Il y a 40 ans, il y eut le rapatriement de la constitution canadienne. Aujourd'hui, on célèbre ou on dénonce, c'est selon, mais il faut reconnaître que ce quarantième anniversaire du rapatriement de la constitution canadienne et de l'ajout à celle-ci, une charte des droits et libertés est un fait marquant de l'histoire politique canadienne. Le « coup de force » de Pierre Elliott Trudeau a créé la société chartiste canadienne et a sonné le glas des droits collectifs au pays au profit des droits individuels. Ainsi, le droit des minorités et de nombreuses personnes fustigées par un handicap, une condition particulière ou une différence est devenu le point d'orgue de nos discussions démocratiques. La thèse victimaire de l'historien souverainiste Frédéric Bastien dans son livre La bataille de Londres demeure fragile malgré sa popularité auprès des tenants du souverainisme. Il n'en demeure pas moins que Pierre Elliott Trudeau a refondé le Canada en fonction de ses convictions profondes de libéral à tout crin. Réflexions libres sur le rapatriement de 1982.

La charte des droits et sa grammaire aujourd'hui

Une étude récente menée par L'Environics Institute sur l'état du fédéralisme canadien montre sans équivoque que les Québécois et les Canadiens sont passés à autre chose. Fin des grandes sagas télévisées constitutionnelles et triomphe de l'individualité dans une société où le libéralisme juridique est le maître concept. Une seule certitude, la Charte des droits et libertés canadienne fait l'unanimité auprès des habitants du Canada. Elle rassemble tant les solidaires de Gabriel Nadeau-Dubois que les partisans du United Conservative Party en Alberta. Plus que jamais, nous vivons sous l'emprise de la théorie constitutionnelle de la suprématie du gouvernement des juges sur celle de la souveraineté populaire.

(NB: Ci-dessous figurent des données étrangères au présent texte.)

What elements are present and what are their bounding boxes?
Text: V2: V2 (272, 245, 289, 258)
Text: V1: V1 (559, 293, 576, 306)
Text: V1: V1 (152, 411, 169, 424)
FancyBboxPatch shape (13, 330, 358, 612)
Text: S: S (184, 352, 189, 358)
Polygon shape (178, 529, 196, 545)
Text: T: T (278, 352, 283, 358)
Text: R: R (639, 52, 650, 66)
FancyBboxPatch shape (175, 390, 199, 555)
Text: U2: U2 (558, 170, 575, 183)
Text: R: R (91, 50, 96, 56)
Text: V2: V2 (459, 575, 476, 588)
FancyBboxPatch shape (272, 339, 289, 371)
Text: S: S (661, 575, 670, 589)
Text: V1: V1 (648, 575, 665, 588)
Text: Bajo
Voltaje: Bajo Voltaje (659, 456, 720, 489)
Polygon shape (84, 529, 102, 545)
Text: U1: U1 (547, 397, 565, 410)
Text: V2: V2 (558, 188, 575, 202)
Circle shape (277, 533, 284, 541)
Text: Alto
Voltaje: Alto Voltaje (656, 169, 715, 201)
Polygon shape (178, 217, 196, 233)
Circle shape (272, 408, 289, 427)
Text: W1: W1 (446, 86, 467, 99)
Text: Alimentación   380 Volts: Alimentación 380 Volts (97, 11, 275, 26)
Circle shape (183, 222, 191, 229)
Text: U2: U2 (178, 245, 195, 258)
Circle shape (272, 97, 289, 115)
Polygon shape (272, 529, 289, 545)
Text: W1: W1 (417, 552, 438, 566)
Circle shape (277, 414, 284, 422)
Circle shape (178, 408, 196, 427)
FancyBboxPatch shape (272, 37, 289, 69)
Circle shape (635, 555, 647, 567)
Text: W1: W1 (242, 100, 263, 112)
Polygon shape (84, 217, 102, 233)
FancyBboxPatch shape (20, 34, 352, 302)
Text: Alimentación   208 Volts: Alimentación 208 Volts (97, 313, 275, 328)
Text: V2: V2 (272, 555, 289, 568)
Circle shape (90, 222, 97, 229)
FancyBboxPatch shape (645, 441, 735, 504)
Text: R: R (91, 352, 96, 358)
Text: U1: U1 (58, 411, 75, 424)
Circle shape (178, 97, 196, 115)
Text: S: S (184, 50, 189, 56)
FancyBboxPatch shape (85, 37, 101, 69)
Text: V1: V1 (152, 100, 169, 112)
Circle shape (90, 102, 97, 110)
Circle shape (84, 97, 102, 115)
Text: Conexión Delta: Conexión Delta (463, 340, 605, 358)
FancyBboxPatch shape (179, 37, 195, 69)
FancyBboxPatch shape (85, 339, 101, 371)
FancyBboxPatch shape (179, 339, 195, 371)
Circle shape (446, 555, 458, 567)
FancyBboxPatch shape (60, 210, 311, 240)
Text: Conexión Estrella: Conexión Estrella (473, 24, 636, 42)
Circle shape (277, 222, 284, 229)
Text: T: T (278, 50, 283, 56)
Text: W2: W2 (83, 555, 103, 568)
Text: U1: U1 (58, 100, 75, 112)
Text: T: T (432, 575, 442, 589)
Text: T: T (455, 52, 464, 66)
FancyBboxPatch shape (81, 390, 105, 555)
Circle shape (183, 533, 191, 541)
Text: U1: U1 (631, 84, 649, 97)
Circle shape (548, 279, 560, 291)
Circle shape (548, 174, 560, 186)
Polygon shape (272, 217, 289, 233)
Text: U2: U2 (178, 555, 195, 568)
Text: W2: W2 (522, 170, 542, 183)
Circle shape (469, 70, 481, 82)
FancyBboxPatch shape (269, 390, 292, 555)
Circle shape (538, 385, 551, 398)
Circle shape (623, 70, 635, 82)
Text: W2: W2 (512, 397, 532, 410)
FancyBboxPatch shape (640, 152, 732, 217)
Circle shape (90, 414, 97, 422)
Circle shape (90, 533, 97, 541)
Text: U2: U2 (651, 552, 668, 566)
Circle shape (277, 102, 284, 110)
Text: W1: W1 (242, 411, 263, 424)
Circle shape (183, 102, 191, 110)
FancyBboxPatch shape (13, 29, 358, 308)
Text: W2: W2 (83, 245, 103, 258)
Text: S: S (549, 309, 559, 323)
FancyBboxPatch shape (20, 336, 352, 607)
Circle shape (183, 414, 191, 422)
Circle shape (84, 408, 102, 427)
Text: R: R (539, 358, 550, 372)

La Charte des droits et libertés canadiennes est jugée par une vaste majorité de Canadiennes et de Canadiens comme une bonne chose. Nous vivons aujourd'hui dans une société où l'individualisme a pris le pas sur la communauté et où le gouvernement des juges est plus crédible que le gouvernement du peuple. Pouvons-nous dans un tel contexte être étonnés du fait que les Canadiens sont peu friands des vieilles querelles constitutionnelles ? Cela est porteur de grands dangers pour l'avenir de la société francophone québécoise en Amérique. Avec le verrou sur les changements constitutionnels nécessaires, le multiculturalisme triomphant et la montée en puissance de la génération des éveillés, il ne reste guère plus que notre petit gouvernement provincialiste, conservateur et rétrograde aux yeux de plus en plus de personnes pour protéger et pérenniser notre petite société distincte fragilisée et exsangue. Le français est en péril, nos traditions sont menacées et notre culture qui nous distingue de tous les autres ne pourra suffire à transformer la situation et assurer l'avenir d'une certaine idée du Québec. Nous devons réinventer le Québec et le Canada et nous donner une nouvelle grammaire pour déchiffrer et décrypter le monde dans lequel nous vivons.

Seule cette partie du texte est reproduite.